Constant Tensor Cache¶
The oneDNN Graph component supports the constant tensor cache feature, which is used to cache processed constant tensors such as reordered constant weights and folded constant scales to reduce redundant computation and improve performance. The feature is disabled by default. Users can use the graph API or environment variable to set or get specific cache capacity for different engine kinds (CPU and GPU).
Build-Time Controls¶
Build-time controls to enable or disable the constant tensor cache feature are not supported. Only run-time controls through the graph API or environment variables are supported. Refer to the following section.
Run-Time Controls¶
Constant Tensor Cache Capacity Control API¶
oneDNN Graph provides users with a pair of APIs to control the constant tensor cache feature. To enable the constant tensor cache and set the capacity to a specific engine kind, call the setter
API. The unit of setter
capacity API is megabytes (MB). New tensors won’t be cached when capacity is reached. To query the current capacity for a specific engine kind, call the getter
API.
// setter API @ref dnnl_graph_set_constant_tensor_cache_capacity // getter API @ref dnnl_graph_get_constant_tensor_cache_capacity
Environment Variable¶
In addition to a programmable API, oneDNN Graph also provides users with an environment variable named ONEDNN_GRAPH_CONSTANT_TENSOR_CACHE_CAPACITY
to control the capacity.

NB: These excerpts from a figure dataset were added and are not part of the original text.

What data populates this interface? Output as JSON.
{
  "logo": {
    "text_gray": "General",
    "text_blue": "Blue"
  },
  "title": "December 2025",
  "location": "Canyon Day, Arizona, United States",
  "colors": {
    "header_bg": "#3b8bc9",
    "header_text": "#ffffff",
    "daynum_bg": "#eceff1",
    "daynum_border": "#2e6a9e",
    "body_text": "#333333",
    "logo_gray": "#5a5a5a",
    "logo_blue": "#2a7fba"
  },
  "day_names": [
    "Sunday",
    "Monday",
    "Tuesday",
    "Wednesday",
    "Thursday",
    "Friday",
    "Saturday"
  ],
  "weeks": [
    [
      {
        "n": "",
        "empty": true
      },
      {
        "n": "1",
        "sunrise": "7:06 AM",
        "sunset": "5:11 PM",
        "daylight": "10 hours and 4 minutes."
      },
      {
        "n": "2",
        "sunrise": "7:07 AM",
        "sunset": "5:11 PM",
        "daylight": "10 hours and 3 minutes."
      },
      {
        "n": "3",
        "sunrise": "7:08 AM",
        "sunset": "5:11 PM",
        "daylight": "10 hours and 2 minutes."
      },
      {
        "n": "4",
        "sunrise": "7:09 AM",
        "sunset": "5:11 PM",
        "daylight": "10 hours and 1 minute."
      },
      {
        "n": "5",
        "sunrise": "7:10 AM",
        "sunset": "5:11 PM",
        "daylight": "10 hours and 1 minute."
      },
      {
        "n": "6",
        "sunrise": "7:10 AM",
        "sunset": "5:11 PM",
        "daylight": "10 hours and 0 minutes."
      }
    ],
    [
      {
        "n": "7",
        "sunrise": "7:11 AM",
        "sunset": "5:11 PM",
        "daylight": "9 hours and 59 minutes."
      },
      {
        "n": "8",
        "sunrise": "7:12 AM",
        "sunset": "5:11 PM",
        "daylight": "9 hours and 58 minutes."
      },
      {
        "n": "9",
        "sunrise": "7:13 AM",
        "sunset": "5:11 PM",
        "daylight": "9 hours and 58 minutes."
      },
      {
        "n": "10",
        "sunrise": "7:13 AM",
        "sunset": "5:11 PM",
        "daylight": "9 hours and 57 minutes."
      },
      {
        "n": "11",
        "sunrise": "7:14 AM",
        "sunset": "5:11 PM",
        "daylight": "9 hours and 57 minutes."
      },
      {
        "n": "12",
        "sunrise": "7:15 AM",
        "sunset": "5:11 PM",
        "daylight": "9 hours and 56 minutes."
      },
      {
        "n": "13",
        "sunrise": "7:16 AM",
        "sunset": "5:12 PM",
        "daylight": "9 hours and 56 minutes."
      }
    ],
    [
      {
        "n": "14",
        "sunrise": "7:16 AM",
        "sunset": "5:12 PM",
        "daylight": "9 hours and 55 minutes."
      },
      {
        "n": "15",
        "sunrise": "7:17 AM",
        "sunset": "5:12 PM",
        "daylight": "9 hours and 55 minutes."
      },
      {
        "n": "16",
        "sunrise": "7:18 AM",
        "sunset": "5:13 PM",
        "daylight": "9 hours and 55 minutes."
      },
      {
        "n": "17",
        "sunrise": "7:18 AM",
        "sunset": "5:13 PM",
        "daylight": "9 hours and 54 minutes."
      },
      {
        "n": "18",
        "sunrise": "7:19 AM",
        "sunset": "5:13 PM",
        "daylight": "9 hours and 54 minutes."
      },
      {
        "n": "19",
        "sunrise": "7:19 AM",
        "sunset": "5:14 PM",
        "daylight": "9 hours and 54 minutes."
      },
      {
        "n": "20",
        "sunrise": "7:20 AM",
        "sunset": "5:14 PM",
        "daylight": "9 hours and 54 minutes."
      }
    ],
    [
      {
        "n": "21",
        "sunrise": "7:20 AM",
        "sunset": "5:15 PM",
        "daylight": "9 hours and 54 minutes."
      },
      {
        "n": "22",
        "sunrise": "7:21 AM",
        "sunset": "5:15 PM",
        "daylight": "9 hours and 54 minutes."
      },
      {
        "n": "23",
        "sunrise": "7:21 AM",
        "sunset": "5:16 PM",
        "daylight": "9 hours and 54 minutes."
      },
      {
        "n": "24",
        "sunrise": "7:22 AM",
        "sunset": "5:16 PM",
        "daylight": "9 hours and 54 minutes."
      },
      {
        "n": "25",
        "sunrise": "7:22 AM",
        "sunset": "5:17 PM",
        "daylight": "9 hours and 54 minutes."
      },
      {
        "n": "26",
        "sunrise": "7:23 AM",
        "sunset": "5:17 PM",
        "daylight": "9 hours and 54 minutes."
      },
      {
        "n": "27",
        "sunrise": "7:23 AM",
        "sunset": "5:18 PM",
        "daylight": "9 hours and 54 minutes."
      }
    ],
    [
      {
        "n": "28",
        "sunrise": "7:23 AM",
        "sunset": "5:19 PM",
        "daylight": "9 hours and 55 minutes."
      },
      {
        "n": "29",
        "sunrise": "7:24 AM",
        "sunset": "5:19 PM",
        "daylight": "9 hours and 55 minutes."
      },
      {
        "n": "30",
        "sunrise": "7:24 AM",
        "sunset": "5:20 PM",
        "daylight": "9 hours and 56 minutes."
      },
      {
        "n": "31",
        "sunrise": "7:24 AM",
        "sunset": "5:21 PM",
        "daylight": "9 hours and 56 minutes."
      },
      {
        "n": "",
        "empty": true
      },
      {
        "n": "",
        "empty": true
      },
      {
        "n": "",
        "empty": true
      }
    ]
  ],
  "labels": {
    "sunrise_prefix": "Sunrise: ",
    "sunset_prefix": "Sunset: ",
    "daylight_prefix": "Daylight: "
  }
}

It accepts values in the form engine_kind:size
or engine_kind1:size1;engine_kind2:size2
. The first example below means the user can set capacity for one engine kind (cpu
). The second example is that the capacity of cpu
and gpu
are set to 1024 MB and 2048 MB separately.
Environment variable |
Value(string) |
Description |
---|---|---|
ONEDNN_GRAPH_CONSTANT_TENSOR_CACHE_CAPACITY |
“cpu:size1;gpu:size2” |
Set cpu constant cache capacity size to size1 and gpu to size2 |
export ONEDNN_GRAPH_CONSTANT_TENSOR_CACHE_CAPACITY="cpu:1024" export ONEDNN_GRAPH_CONSTANT_TENSOR_CACHE_CAPACITY="cpu:1024;gpu:2048"
Note
The environment variable API should be set only once before the application starts; the library will read the variable and cache it inside to reduce string parsing overhead. Re-setting the environment variable at runtime will not take effect. Functional APIs have higher priority than environment variables. If users call the functional APIs, it will overwrite the capacity values specified through the environment variable.